Ter terechtzitting is gebleken dat de officier van justitie, de veroordeelde, zijn raadsman, de heer J. Wolfard, [naam gezinsvoogd] en de ouders van veroordeelde achter het advies van de Raad staan. De officier van justitie heeft ter terechtzitting haar vordering aangepast, in die zin dat de voorwaardelijk opgelegde jeugddetentie gedeeltelijk ten uitvoer zou moeten worden gelegd, te weten voor 23 dagen, zodat verdachte op 21 december 2016 gesloten kan worden geplaatst in de Wilster en daar vervolgens kan worden behandeld.
Op 20 december 2016 is door de meervoudige kamer van deze rechtbank een machtiging gesloten jeugdhulp verleend met ingang van 21 december 2016 tot 18 mei 2017.
De rechtbank is van oordeel dat, gelet op de aard en de strekking van de in het vonnis vermelde algemene en bijzondere voorwaarden alsmede de persoonlijke omstandigheden van de veroordeelde, thans de behandeling van de veroordeelde in het civiele kader van groter belang moet worden geacht dan tenuitvoerlegging van de voorwaardelijk opgelegde sanctie.

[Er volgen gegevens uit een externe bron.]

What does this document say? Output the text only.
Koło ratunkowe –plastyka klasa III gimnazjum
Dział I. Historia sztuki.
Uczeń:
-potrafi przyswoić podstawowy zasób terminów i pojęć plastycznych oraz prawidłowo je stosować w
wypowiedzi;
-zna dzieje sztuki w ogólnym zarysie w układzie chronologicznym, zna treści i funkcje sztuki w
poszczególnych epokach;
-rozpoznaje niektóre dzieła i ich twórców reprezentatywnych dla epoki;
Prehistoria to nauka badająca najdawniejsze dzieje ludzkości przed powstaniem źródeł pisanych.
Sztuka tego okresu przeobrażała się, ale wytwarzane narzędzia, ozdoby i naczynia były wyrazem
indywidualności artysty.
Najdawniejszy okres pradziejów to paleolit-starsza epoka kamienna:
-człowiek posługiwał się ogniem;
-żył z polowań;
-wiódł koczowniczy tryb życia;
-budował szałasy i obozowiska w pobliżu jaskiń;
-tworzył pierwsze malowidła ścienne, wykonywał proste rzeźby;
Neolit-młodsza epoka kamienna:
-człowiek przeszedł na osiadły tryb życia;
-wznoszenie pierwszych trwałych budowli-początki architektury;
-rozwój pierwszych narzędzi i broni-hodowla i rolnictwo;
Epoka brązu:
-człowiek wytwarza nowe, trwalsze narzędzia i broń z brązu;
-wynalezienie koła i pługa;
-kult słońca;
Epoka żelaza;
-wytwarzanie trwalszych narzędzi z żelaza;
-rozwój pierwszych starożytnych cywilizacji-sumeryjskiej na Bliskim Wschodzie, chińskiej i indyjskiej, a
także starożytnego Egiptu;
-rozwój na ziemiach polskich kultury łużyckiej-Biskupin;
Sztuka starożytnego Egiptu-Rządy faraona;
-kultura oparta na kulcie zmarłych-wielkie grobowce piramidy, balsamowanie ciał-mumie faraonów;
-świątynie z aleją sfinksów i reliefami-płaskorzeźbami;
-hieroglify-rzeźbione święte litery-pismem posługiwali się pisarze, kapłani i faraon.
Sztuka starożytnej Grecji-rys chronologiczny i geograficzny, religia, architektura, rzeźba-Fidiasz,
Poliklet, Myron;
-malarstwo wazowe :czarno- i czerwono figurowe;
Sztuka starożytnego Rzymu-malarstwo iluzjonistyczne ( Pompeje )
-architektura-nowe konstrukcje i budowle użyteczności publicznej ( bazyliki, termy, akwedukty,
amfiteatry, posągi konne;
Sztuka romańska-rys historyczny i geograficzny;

Gezien het vorenstaande zal de rechtbank de mondelinge vordering van de officier van justitie toewijzen en de gedeeltelijke ten uitvoerlegging van de bij voormeld vonnis voorwaardelijk opgelegde jeugddetentie gelasten, te weten 23 dagen.
De rechtbank heeft gelet op artikel 77dd van het Wetboek van Strafrecht.

Beslissing

Gelast de gedeeltelijke tenuitvoerlegging van de jeugddetentie, te weten 23 dagen, waarvan, bij vonnis van deze rechtbank d.d. 26 februari 2016 tegen de veroordeelde gewezen, bevel was gegeven dat deze voorwaardelijk niet zou worden ten uitvoer gelegd.
Deze beslissing is gegeven door mr. L.G. Wijma, voorzitter, tevens kinderrechter, mr. N.A. Vlietstra en mr. S.T. Kooistra, kinderrechters, bijgestaan door G.T. Zandstra-Alkema, griffier, en uitgesproken ter openbare terechtzitting van 20 december 2016.